The first occurrence of the tool-analysis dates way back to 1919 and the Freiburg War Emergency Semester. Heidegger was just 29 years old, so this is a pretty early breakthrough.

Unfortunately, there is no way to read this gem of an analysis without cringing in agony all the way through, for reasons that will immediately become clear. (This is from pages 57-58 of Ted Sadler’s 2003 translation for Continuum, which has the English title Towards the Definition of Philosophy.)

And I hope Peter Gratton is reading this (he’s a specialist on African philosophy, for those who don’t know).

“If someone saw a box, then he would not be seeing a piece of wood, a thing, a natural object.
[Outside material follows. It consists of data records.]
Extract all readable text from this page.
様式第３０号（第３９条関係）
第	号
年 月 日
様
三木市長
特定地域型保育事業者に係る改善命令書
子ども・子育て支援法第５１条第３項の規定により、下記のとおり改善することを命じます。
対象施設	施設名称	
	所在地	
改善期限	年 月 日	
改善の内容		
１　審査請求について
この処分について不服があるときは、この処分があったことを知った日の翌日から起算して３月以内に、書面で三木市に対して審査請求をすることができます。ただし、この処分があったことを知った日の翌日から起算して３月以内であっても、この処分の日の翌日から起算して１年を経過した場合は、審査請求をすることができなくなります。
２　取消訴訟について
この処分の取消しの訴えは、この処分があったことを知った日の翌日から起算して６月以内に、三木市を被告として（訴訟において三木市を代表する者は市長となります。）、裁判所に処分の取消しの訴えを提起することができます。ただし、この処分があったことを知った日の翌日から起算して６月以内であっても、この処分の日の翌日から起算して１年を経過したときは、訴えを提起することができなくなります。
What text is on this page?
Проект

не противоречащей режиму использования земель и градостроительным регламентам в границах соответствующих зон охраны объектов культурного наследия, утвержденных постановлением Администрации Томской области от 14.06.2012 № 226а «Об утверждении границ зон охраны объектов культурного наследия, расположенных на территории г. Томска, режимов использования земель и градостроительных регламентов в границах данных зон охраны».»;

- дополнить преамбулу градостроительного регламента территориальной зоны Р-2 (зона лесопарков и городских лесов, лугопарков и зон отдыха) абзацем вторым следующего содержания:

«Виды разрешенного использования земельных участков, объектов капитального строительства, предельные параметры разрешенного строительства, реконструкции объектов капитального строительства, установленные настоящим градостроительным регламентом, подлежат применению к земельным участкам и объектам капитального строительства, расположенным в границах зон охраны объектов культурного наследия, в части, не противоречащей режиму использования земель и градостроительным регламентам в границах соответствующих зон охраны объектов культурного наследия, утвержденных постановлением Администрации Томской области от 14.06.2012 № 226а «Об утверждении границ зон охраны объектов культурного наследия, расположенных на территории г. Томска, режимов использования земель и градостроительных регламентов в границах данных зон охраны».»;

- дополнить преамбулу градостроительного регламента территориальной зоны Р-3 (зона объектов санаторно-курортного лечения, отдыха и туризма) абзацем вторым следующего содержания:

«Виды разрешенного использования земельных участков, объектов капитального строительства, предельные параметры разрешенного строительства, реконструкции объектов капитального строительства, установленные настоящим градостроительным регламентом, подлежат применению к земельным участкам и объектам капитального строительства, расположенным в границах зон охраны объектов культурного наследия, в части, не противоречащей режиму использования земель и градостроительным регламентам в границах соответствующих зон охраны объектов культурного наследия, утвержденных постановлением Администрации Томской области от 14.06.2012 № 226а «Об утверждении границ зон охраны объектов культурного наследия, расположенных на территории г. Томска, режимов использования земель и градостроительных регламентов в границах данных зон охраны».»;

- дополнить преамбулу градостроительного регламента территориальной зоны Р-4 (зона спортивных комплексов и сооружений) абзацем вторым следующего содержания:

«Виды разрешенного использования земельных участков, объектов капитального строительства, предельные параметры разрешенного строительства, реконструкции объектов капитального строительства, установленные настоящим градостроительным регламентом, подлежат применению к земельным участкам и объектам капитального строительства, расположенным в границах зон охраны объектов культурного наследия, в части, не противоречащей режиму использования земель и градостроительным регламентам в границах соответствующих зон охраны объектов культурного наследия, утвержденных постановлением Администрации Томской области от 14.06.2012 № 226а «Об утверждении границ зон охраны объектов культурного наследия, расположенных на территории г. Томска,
But consider a Negro from Senegal suddenly transplanted here from his hut. What he would see, gazing at this object, is difficult to say precisely: perhaps something to do with magic, or something behind which one could find good protection against arrows and flying stones… So my seeing and that of a Senegal Negro are fundamentally different…

Assuming that the experiences were fundamentally different, and that only my experience existed, I still assert that universally valid propositions are possible. This implies that these sentences would also be valid for the Senegal Negro. Let us put this assertion to one side, and focus once again on the experience of the Senegal Negro… The Negro will see the lectern much more as something ‘which he does not know what to make of.'”

It’s really a shame, because those few pages are startlingly good in purely philosophical terms, but it’s just too painful to go back and read them very often.